People v. Bovee. D.C. (285 N.W. 2d 53,
Mich.Ct.App. 1979). In this case, a D.C. was found guilty of
practicing medicine without a license after dispensing
non-prescription medicines for colds and other ailments. He also
took throat cultures and urine samples and implied to patients
that he was diagnosing and treating specific health conditions.

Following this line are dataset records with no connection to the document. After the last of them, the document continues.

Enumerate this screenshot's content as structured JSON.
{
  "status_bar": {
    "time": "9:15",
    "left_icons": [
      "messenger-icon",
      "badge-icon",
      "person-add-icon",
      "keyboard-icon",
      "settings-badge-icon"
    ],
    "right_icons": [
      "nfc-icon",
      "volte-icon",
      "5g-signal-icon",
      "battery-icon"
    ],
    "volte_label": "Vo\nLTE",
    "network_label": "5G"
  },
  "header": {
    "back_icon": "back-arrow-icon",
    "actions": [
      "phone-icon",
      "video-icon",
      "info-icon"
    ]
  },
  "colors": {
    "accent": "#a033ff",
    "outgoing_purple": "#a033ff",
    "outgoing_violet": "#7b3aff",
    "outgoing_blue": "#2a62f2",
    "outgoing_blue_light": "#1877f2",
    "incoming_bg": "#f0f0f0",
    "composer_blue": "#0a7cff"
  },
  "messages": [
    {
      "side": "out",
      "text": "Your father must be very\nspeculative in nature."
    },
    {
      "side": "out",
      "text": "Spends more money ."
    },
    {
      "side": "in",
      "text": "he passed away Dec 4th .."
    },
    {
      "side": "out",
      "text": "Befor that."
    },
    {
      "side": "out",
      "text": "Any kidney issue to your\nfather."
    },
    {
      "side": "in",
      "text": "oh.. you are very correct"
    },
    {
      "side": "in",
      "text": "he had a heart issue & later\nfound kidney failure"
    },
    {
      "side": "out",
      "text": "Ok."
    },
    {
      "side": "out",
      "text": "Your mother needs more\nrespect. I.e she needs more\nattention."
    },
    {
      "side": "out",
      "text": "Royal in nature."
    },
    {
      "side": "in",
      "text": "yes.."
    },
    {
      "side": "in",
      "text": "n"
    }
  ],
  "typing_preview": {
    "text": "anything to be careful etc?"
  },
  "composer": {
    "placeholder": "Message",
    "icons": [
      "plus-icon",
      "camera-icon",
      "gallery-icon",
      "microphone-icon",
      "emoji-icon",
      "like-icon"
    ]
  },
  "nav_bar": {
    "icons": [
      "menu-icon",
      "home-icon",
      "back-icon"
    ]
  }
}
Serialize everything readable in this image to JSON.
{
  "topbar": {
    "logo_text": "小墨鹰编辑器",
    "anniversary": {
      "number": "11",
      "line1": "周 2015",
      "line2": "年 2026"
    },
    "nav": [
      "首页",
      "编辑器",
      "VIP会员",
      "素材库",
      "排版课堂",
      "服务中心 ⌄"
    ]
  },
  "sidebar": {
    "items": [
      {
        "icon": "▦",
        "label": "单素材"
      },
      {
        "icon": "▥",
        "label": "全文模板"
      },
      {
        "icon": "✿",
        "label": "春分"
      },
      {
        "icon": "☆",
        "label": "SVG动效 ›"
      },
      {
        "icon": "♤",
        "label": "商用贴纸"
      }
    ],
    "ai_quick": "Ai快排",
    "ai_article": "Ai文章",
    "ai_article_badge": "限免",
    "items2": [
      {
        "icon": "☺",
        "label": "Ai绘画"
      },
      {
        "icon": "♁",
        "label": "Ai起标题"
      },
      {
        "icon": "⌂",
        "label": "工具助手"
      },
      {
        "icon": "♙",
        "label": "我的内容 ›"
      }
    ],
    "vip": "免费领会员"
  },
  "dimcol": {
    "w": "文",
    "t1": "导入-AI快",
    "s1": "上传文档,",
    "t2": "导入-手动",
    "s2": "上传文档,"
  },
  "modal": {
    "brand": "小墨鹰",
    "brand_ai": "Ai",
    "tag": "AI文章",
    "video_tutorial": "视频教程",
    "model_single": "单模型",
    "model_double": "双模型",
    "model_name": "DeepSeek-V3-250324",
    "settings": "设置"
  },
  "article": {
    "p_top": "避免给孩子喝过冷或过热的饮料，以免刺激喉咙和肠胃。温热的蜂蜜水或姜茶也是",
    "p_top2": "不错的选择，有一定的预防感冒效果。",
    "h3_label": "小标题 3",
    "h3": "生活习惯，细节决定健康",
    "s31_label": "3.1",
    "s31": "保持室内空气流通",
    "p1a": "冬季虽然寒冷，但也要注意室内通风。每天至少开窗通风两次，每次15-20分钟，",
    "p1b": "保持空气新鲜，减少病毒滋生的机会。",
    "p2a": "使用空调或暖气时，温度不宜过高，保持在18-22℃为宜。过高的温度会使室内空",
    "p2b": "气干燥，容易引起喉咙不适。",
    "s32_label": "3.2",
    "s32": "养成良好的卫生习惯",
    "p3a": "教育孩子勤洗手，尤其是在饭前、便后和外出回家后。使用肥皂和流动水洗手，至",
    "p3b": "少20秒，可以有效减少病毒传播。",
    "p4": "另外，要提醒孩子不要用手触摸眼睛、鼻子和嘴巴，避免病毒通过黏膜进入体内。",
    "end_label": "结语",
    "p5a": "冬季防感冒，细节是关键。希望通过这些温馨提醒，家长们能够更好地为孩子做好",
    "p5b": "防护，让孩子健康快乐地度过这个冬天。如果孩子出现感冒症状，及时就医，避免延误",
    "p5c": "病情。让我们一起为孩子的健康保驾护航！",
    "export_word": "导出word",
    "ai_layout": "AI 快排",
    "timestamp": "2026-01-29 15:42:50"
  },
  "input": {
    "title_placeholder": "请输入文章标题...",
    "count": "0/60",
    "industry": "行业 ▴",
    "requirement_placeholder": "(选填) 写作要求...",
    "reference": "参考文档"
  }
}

The Michigan statute defines chiropractic practice as including
"Diagnosis, including spinal analysis, to determine the
existence of spinal subluxations or misalignments that produce
nerve interference, indicating the necessity for chiropractic
care." The judge's ruling made it clear that a chiropractic
diagnosis in Michigan involves determining subluxation and nerve
interference, not the identification of specific medical diseases
or conditions.
Treptau v. Beherens Spa, Inc., (20 N.W.2d
108, 247 Wis.438). A chiropractor examined and treated a patient's
foot using bandages and diathermy. The Wisconsin Supreme Court
stated, "Plaintiffs do not claim there was malpractice on the
part of the defendant while Beherens was engaged in the practice
of chiropracty (sic) by chiropractic manipulation or adjustments
of the spine. Instead, plaintiffs contend there was malpractice
when he and his associates went beyond the practice of chiropracty
(sic) and entered into the general field of the practice of
medicine...in so far as there was thus an invasion of the general
field of that practice, the methods thus used by defendant's
employees in diagnosis and treatment were subject to the rules
applicable to the practice of medicine and surgery." The
court relied on Kuechler v. Volgmann (192 N.W. 1015, 180 Wis. 238,
242-43), which held, "When a chiropractor assumes to diagnose
and treat disease he must exercise the care and skill in so doing
that is usually exercised by a recognized school of the medical
profession."
Spunt v. Fowinkle (572 S.W.2d 259,
Tenn.Ct. App., 1978). This case involved a doctor of chiropractic
who offered medical procedures such as drawing blood and taking
Pap smears. Tennessee statute defines chiropractic as "the
science of palpating, analyzing and adjusting the articulations of
the human spinal column and adjacent tissues by hand." It
also states, "Any person shall be regarded as practicing
medicine within the meaning of this chapter who shall treat, or
profess to treat, operate on, or prescribe for any physical
ailment or physical injury to or deformity of another." The
court pointed to the doctor's intent as a critical factor in the
case, saying that there was, technically, nothing in the law to
prohibit the doctor from doing a Pap smear or drawing blood. If
either or both of these procedures had been for the purpose of
detecting subluxations or determining a chiropractic program of
care for subluxation correction, they would have been acceptable.
But since the doctor's purpose was clearly to diagnose disease, he
had crossed the line separating chiropractic from medicine.